Osmanlı'dan kalan yüzlerce yıllık gelenek bu yıl da unutulmadı Haber

Osmanlı'dan kalan yüzlerce yıllık gelenek bu yıl da unutulmadı

Bilecik'te yüzyıllardır Osmanlı'dan gelen, minareden Ramazanın son günü çocuklara sepetle şeker sarkıtma geleneği bir kez daha gün yüzüne çıkarıldı. Bilecik Valiliği İl Kültür ve Turizm Müdürlüğü tarafından Osmanlı döneminde gerçekleştirilen minareden aşağıda bekleyen çocuklara sepetle şeker sarkıtma geleneği bir kez daha canlandırıldı. Ramazan ayının bütün güzellikleri tüm yurtta olduğu gibi Osmanlı medeniyetinin doğduğu topraklar olan Bilecik'te de yaşanılıyor. Mahalle iftarları, Osmanlı çeşmelerinden şerbet ikramı, Osmanlı davulcu geleneği ve Osmanlı Çınaraltı Helva İkramı gibi gelenekleri tekrar gün yüzüne çıkarken, Ramazan'ın son günü çocuklara minare başında sepetten şeker sarkıtma geleneği yapıldı. Osmanlı devri Türk mimari sanatının dini mimari alanında ilk kubbeli yapı denemesinin örneği olan ve ilk minaresi 30 metre kuzeyinde yüksek bir kaya üzerine inşa edilen tarihi Orhan Gazi Camii minaresi önünden çocuklara minareden sepetle şeker sarkıttılar. "Bu geleneği çocuklarımıza tekrar aynı coşkuyla, mutlulukla yaşatmak istedik" Öğrencileri etkinliğe getiren özel bir okul sahibi Aliye Ayaz, "Bugün burada Osmanlı dönemindeki Ramazan geleneğimizi yaşatmak için toplandık.
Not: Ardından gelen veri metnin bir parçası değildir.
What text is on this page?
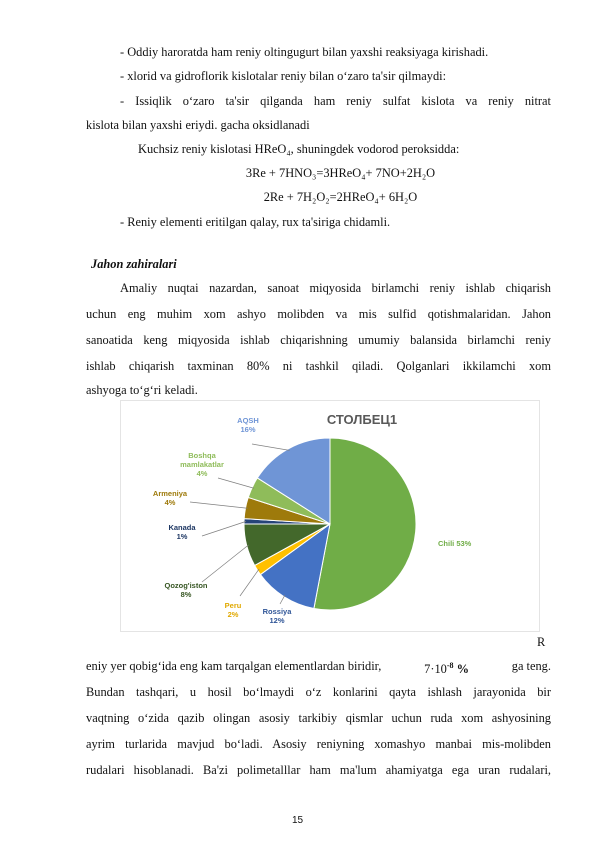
- Oddiy haroratda ham reniy oltingugurt bilan yaxshi reaksiyaga kirishadi.
- xlorid va gidroflorik kislotalar reniy bilan o‘zaro ta'sir qilmaydi:
- Issiqlik o‘zaro ta'sir qilganda ham reniy sulfat kislota va reniy nitrat
kislota bilan yaxshi eriydi. gacha oksidlanadi
Kuchsiz reniy kislotasi HReO₄, shuningdek vodorod peroksidda:
3Re + 7HNO₃=3HReO₄+ 7NO+2H₂O
2Re + 7H₂O₂=2HReO₄+ 6H₂O
- Reniy elementi eritilgan qalay, rux ta'siriga chidamli.
Jahon zahiralari
Amaliy nuqtai nazardan, sanoat miqyosida birlamchi reniy ishlab chiqarish
uchun eng muhim xom ashyo molibden va mis sulfid qotishmalaridan. Jahon
sanoatida keng miqyosida ishlab chiqarishning umumiy balansida birlamchi reniy
ishlab chiqarish taxminan 80% ni tashkil qiladi. Qolganlari ikkilamchi xom
ashyoga to‘g‘ri keladi.
СТОЛБЕЦ1
Chili 53%
Rossiya 12%
Peru 2%
Qozog'iston 8%
Kanada 1%
Armeniya 4%
Boshqa mamlakatlar 4%
AQSH 16%
R
eniy yer qobig‘ida eng kam tarqalgan elementlardan biridir,	$7\cdot 10^{-8}$ %	ga teng.
Bundan tashqari, u hosil bo‘lmaydi o‘z konlarini qayta ishlash jarayonida bir
vaqtning o‘zida qazib olingan asosiy tarkibiy qismlar uchun ruda xom ashyosining
ayrim turlarida mavjud bo‘ladi. Asosiy reniyning xomashyo manbai mis-molibden
rudalari hisoblanadi. Ba'zi polimetalllar ham ma'lum ahamiyatga ega uran rudalari,
15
Öğrencilerimizi buraya getirdik. Arkamızda gördüğünüz minareden sepetimizi sallandırdık. Çikolatalarımızı aldık. Herkese iyi bayramlar diliyorum" dedi. "Bu gelenek yaklaşık 450 yıldır süregelen bir gelenek" Bilecik İl Kültür ve Turizm Müdürü Serkan Bircan ise Osmanlı devletinin kurulduğu topraklarda Bilecik’te olduklarını söyleyerek, "Osmangazi ve Şeyh Edebali Hazretleri’nin atının ayak izleri olduğu ve şu an metfun bulunan Osmanlı Devletinin manevi kurucusu Şeyh Edebali Türbesi'ndeyiz. Bugün bir Osmanlı geleneğimizi minareden sepet sallandırma geleneğini gerçekleştirdik. Bizde bu geleneği çocuklarımıza tekrar aynı coşkuyla, mutlulukla yaşatmak istedik. Geleneğimiz şu şekilde bayramın müjdecisi olarak ikindi namazından sonra hocalarımız minareye çıkıp çocuklarımıza bayramı müjdelemek adına çocuklarımıza sepet sallandırarak minareden çikolatalar ve hediyeler, çeşitli hediyeler, akideler, şekerler hediye ederlermiş. Biz de bu geleneğini burada Bilecik’te yaşattık" dedi.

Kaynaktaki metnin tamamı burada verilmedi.